Unless we shore up this weak part of our foundation, we’ll be unstable and short-lived, and won’t fulfill our potential in serving the kingdom of God. We need a shift of orientation. We rightly emphasize our communion together in Christ, but Christ is the Sent One. Communion in Christ is defective unless it’s communion in being-sent, in mission.

This re-orientation must assume concrete forms. Here are some suggestions:

  • Plant a CREC Presbytery, not just a single congregation, in every major US city.
  • Make sure at least one church in each city has a rigorous mentoring program to train new pastors.
  • Expect each church to plant another church, or two, or three.
  • Find out what your town needs, and strategize about how you can meet at least one of those needs.
  • Collaborate with other churches and ministries to serve your town.
  • Create a church-centered program to provide basic medical care, especially to those without adequate insurance.
  • Start a Christian school where kids begin each day with worship, where they learn the Bible in depth and sing Psalms.
  • Start an after-school program for public school kids.
  • Pool funds from churches to invest with Christian entrepreneurs, and encourage them to use their businesses as a base of ministry – by, e.g., hiring ex-cons and recovering drug addicts.
  • Strap on your clerical collar and visit every home within a five-mile radius of your church.
  • Strap on that collar and go meet the mayor, the police chief, the school superintendent.
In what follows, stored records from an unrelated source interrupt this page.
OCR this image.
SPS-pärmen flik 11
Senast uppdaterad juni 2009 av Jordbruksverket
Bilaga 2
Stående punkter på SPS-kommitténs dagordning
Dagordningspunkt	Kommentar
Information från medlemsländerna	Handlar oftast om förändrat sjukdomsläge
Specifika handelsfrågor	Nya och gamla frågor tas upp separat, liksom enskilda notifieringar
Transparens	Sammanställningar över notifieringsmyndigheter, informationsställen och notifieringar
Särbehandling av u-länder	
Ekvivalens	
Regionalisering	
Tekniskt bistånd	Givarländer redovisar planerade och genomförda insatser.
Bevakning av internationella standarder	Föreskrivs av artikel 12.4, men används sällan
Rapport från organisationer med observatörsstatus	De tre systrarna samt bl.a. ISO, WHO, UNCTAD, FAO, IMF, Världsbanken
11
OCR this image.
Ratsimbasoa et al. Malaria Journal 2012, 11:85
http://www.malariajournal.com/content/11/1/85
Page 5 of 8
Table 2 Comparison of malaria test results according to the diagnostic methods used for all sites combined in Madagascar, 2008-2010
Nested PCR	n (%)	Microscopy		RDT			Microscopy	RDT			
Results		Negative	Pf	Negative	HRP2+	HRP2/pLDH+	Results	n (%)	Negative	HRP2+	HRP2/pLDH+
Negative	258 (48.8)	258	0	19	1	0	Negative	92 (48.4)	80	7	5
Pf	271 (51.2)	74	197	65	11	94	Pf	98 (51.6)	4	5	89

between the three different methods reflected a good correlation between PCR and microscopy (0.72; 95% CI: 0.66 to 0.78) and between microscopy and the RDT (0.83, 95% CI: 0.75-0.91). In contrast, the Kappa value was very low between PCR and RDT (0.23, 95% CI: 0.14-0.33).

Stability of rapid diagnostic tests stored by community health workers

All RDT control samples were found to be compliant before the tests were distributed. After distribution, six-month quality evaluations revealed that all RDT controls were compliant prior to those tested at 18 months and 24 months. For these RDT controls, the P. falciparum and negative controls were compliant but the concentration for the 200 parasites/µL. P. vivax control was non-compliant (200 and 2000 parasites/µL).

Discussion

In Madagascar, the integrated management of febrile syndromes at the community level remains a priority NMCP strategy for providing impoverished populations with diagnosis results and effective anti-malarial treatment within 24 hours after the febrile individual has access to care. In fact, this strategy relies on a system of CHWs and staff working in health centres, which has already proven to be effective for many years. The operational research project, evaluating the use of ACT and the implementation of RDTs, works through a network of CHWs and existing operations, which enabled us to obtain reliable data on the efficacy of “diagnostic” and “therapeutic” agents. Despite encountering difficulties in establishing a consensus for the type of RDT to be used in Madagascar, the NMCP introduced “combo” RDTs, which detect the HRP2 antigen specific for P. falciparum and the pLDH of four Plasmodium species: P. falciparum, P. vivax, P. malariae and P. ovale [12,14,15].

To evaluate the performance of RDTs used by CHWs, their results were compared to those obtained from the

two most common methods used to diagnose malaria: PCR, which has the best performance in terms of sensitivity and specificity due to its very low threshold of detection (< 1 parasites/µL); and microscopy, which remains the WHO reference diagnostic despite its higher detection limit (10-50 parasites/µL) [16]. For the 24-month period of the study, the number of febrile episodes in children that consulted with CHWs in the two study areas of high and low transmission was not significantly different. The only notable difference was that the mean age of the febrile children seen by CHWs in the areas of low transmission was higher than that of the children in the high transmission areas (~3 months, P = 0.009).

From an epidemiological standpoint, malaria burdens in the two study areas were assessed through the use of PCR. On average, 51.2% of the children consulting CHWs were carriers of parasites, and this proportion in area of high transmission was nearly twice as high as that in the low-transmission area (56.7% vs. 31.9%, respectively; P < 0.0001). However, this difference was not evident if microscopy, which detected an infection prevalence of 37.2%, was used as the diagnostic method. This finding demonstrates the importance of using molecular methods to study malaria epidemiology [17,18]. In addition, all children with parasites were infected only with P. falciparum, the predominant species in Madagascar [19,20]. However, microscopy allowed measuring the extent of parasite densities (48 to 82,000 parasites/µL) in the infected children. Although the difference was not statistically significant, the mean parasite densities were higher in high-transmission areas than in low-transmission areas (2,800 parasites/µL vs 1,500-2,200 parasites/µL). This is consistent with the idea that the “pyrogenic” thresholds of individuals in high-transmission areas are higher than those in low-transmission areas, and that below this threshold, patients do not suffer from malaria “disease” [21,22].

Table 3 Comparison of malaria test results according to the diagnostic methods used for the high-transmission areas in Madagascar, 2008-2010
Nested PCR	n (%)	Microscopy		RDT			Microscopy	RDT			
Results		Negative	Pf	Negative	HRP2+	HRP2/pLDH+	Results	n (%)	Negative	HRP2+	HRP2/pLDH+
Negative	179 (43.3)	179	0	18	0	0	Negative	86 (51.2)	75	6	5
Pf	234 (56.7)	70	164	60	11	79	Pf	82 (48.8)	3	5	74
Listen to them, so you can learn what’s happening in your town.
  • Expect every member of the church to be involved in some outward-facing ministry.
  • Cultivate friendships and partnerships with immigrant and minority churches in your town. Pray with them. Serve with them.
  • Sponsor concerts and art exhibits and church-based community theater. Hire painters and sculptors to adorn your church and architects to design buildings that speak of God’s grandeur.
  • Deploy experienced parents to help bring order to chaotic families in your neighborhood.
  • Encourage experienced fathers to get involved in a program to mentor fatherless boys. If there isn’t one, start one.
  • Encourage your members to hold weekly prayer meetings in their neighborhoods.

You can come up with a list just as long as mine, or longer. The point is: Don’t stop with lists. Do something. As Wes exhorted us last week: Build something. Build something big. Start building something that will take centuries to finish. Start building a city within the city.

We’re in the middle of Lent, an annual season of fasting designed to remind us that the Lord calls us to a perpetual, year-round fast, the true fast of Isaiah 58: to loosen bonds of wickedness, to break every yoke, to give ourselves to the hungry, to satisfy the desire of the afflicted, to clothe the naked and not to recoil from our own flesh.

If the CREC is going to reach its potential, if we want to achieve lasting transformation, if we want to assume leadership in the contemporary church, we have to keep this fast. We must care for the outcasts, the excluded, the marginalized. When we keep the Lord’s fast, our light breaks out like dawn.

As we observe a perpetual Lent, recovery speedily springs forth, our light rises in darkness, and even our gloom shines like midday.

Then we rebuild ancient ruins and repair the breaches.

Then we will be like watered gardens, springs of water whose water does not fail.